The triage is the first move in ISO 19650-5. The appointing party runs every category of information the project will produce through one test: could compromise cause harm to individuals, to the organisation, or to national security? Most categories come back no and flow through the standard CDE unchanged; a minority come back yes and get classified. The triage is documented, folded into the EIR and BEP, and re-run at every stage gate, because what is sensitive on a project rarely stays still.

Sensitive information is graded into four levels, each with its own ceiling of harm: Standard (negligible harm, public floor plans and marketing renders), Sensitive (limited harm, MEP layouts and cost data), Highly Sensitive (serious harm, security systems, CCTV and access control), and Critical (could endanger life or national security, military layouts and nuclear controls). The level sets the controls in proportion, so genuinely sensitive information is protected while Standard information is not burdened with controls it does not need.

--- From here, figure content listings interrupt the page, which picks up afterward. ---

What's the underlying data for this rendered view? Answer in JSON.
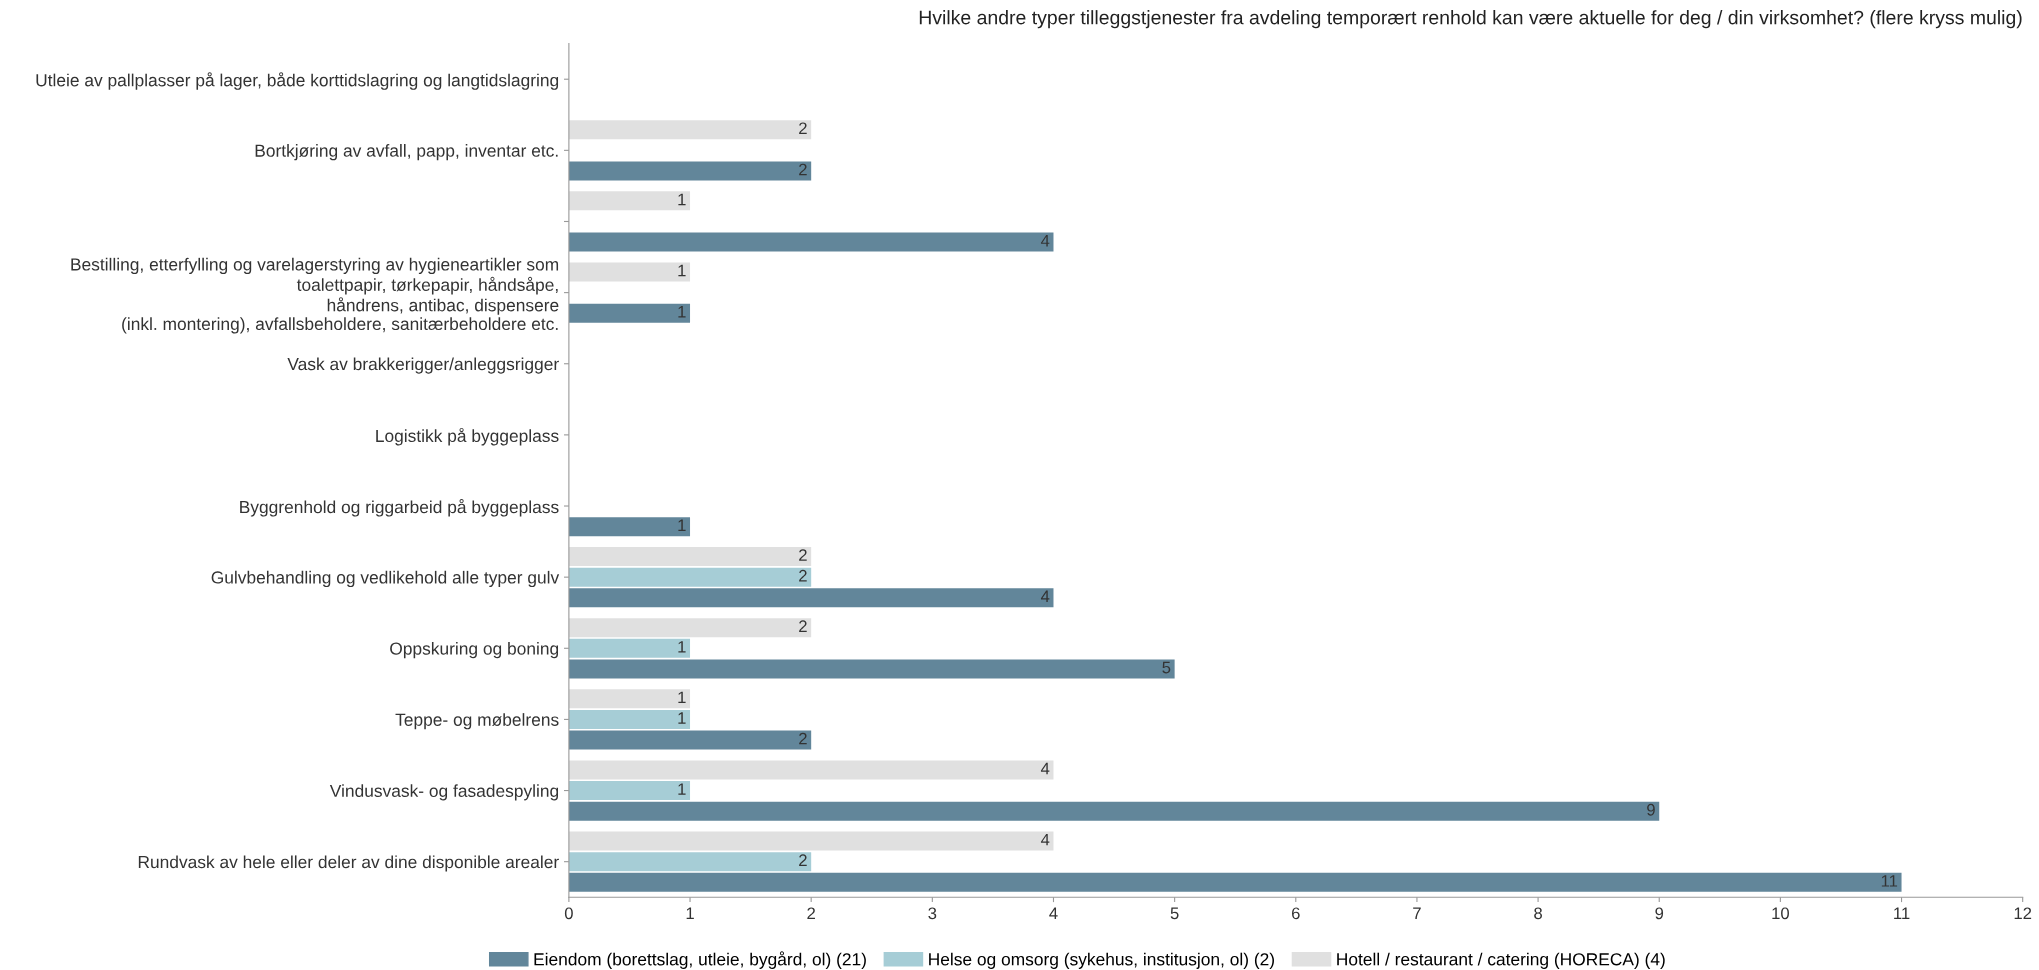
{
  "chart_data": {
    "type": "bar",
    "orientation": "horizontal",
    "title": "Hvilke andre typer tilleggstjenester fra avdeling temporært renhold kan være aktuelle for deg / din virksomhet? (flere kryss mulig)",
    "categories": [
      "Utleie av pallplasser på lager, både korttidslagring og langtidslagring",
      "Bortkjøring av avfall, papp, inventar etc.",
      null,
      "Bestilling, etterfylling og varelagerstyring av hygieneartikler som\ntoalettpapir, tørkepapir, håndsåpe,\nhåndrens, antibac, dispensere\n(inkl. montering), avfallsbeholdere, sanitærbeholdere etc.",
      "Vask av brakkerigger/anleggsrigger",
      "Logistikk på byggeplass",
      "Byggrenhold og riggarbeid på byggeplass",
      "Gulvbehandling og vedlikehold alle typer gulv",
      "Oppskuring og boning",
      "Teppe- og møbelrens",
      "Vindusvask- og fasadespyling",
      "Rundvask av hele eller deler av dine disponible arealer"
    ],
    "series": [
      {
        "name": "Eiendom (borettslag, utleie, bygård, ol) (21)",
        "color": "#62869a",
        "values": [
          null,
          2,
          4,
          1,
          null,
          null,
          1,
          4,
          5,
          2,
          9,
          11
        ]
      },
      {
        "name": "Helse og omsorg (sykehus, institusjon, ol) (2)",
        "color": "#a6cdd6",
        "values": [
          null,
          null,
          null,
          null,
          null,
          null,
          null,
          2,
          1,
          1,
          1,
          2
        ]
      },
      {
        "name": "Hotell / restaurant / catering (HORECA) (4)",
        "color": "#e0e0e0",
        "values": [
          null,
          2,
          1,
          1,
          null,
          null,
          null,
          2,
          2,
          1,
          4,
          4
        ]
      }
    ],
    "xlim": [
      0,
      12
    ],
    "xticks": [
      0,
      1,
      2,
      3,
      4,
      5,
      6,
      7,
      8,
      9,
      10,
      11,
      12
    ],
    "grid": false,
    "legend": "bottom",
    "data_labels": true
  }
}
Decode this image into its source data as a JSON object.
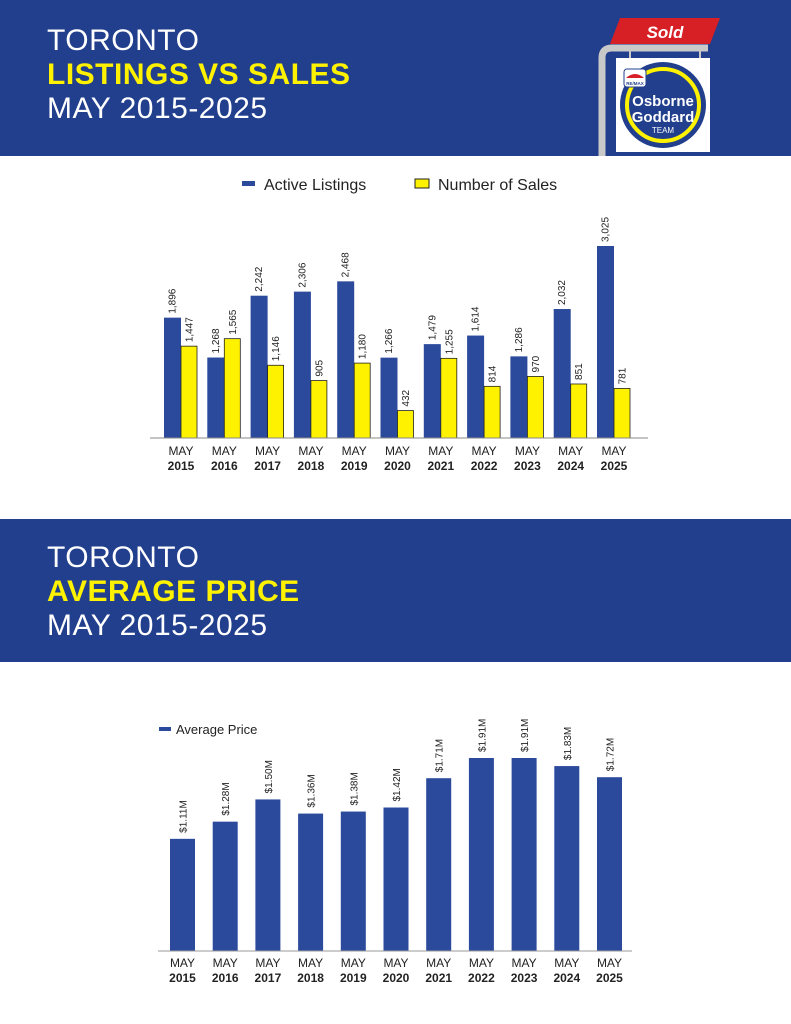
{
  "header": {
    "city": "TORONTO",
    "highlight": "LISTINGS VS SALES",
    "period": "MAY 2015-2025"
  },
  "logo": {
    "sold": "Sold",
    "brand": "RE/MAX",
    "name_line1": "Osborne",
    "name_line2": "Goddard",
    "name_line3": "TEAM"
  },
  "section2": {
    "city": "TORONTO",
    "highlight": "AVERAGE PRICE",
    "period": "MAY 2015-2025"
  },
  "colors": {
    "navy": "#213f8c",
    "bar_blue": "#2b4a9c",
    "bar_yellow": "#fff200",
    "highlight_yellow": "#fff200"
  },
  "chart_data": [
    {
      "type": "bar",
      "legend_position": "top",
      "categories_top": [
        "MAY",
        "MAY",
        "MAY",
        "MAY",
        "MAY",
        "MAY",
        "MAY",
        "MAY",
        "MAY",
        "MAY",
        "MAY"
      ],
      "categories": [
        "2015",
        "2016",
        "2017",
        "2018",
        "2019",
        "2020",
        "2021",
        "2022",
        "2023",
        "2024",
        "2025"
      ],
      "series": [
        {
          "name": "Active Listings",
          "values": [
            1896,
            1268,
            2242,
            2306,
            2468,
            1266,
            1479,
            1614,
            1286,
            2032,
            3025
          ],
          "labels": [
            "1,896",
            "1,268",
            "2,242",
            "2,306",
            "2,468",
            "1,266",
            "1,479",
            "1,614",
            "1,286",
            "2,032",
            "3,025"
          ]
        },
        {
          "name": "Number of Sales",
          "values": [
            1447,
            1565,
            1146,
            905,
            1180,
            432,
            1255,
            814,
            970,
            851,
            781
          ],
          "labels": [
            "1,447",
            "1,565",
            "1,146",
            "905",
            "1,180",
            "432",
            "1,255",
            "814",
            "970",
            "851",
            "781"
          ]
        }
      ],
      "ylim": [
        0,
        3025
      ],
      "grid": false
    },
    {
      "type": "bar",
      "legend_position": "top-left",
      "categories_top": [
        "MAY",
        "MAY",
        "MAY",
        "MAY",
        "MAY",
        "MAY",
        "MAY",
        "MAY",
        "MAY",
        "MAY",
        "MAY"
      ],
      "categories": [
        "2015",
        "2016",
        "2017",
        "2018",
        "2019",
        "2020",
        "2021",
        "2022",
        "2023",
        "2024",
        "2025"
      ],
      "series": [
        {
          "name": "Average Price",
          "values": [
            1.11,
            1.28,
            1.5,
            1.36,
            1.38,
            1.42,
            1.71,
            1.91,
            1.91,
            1.83,
            1.72
          ],
          "labels": [
            "$1.11M",
            "$1.28M",
            "$1.50M",
            "$1.36M",
            "$1.38M",
            "$1.42M",
            "$1.71M",
            "$1.91M",
            "$1.91M",
            "$1.83M",
            "$1.72M"
          ]
        }
      ],
      "ylim": [
        0,
        1.91
      ],
      "grid": false
    }
  ]
}
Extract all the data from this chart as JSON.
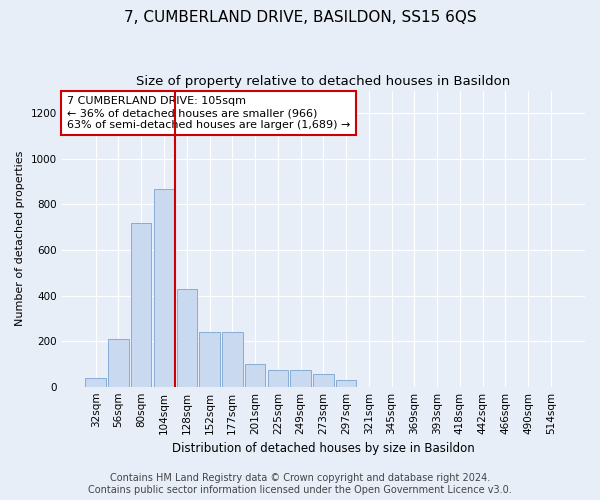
{
  "title": "7, CUMBERLAND DRIVE, BASILDON, SS15 6QS",
  "subtitle": "Size of property relative to detached houses in Basildon",
  "xlabel": "Distribution of detached houses by size in Basildon",
  "ylabel": "Number of detached properties",
  "categories": [
    "32sqm",
    "56sqm",
    "80sqm",
    "104sqm",
    "128sqm",
    "152sqm",
    "177sqm",
    "201sqm",
    "225sqm",
    "249sqm",
    "273sqm",
    "297sqm",
    "321sqm",
    "345sqm",
    "369sqm",
    "393sqm",
    "418sqm",
    "442sqm",
    "466sqm",
    "490sqm",
    "514sqm"
  ],
  "values": [
    40,
    210,
    720,
    870,
    430,
    240,
    240,
    100,
    75,
    75,
    55,
    30,
    0,
    0,
    0,
    0,
    0,
    0,
    0,
    0,
    0
  ],
  "bar_color": "#c9d9f0",
  "bar_edge_color": "#7ba3d0",
  "vline_x_index": 3,
  "vline_color": "#cc0000",
  "annotation_text": "7 CUMBERLAND DRIVE: 105sqm\n← 36% of detached houses are smaller (966)\n63% of semi-detached houses are larger (1,689) →",
  "annotation_box_facecolor": "#ffffff",
  "annotation_box_edgecolor": "#cc0000",
  "background_color": "#e8eef8",
  "ylim": [
    0,
    1300
  ],
  "yticks": [
    0,
    200,
    400,
    600,
    800,
    1000,
    1200
  ],
  "footer_line1": "Contains HM Land Registry data © Crown copyright and database right 2024.",
  "footer_line2": "Contains public sector information licensed under the Open Government Licence v3.0.",
  "title_fontsize": 11,
  "subtitle_fontsize": 9.5,
  "ylabel_fontsize": 8,
  "xlabel_fontsize": 8.5,
  "tick_fontsize": 7.5,
  "annotation_fontsize": 8,
  "footer_fontsize": 7
}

A classification on a register protects nothing on its own; it becomes settings, signatures and a tested plan across three layers. The technical layer is nested CDE security zones, Standard to Sensitive to Restricted to Isolated, that sharpen as you go in. The personnel layer is vetting and NDAs granted on a legitimate need-to-know, never on a job title. The response layer is the breach response plan, written, approved and tabletop-tested before information production begins, because it assumes the first two layers will one day be beaten.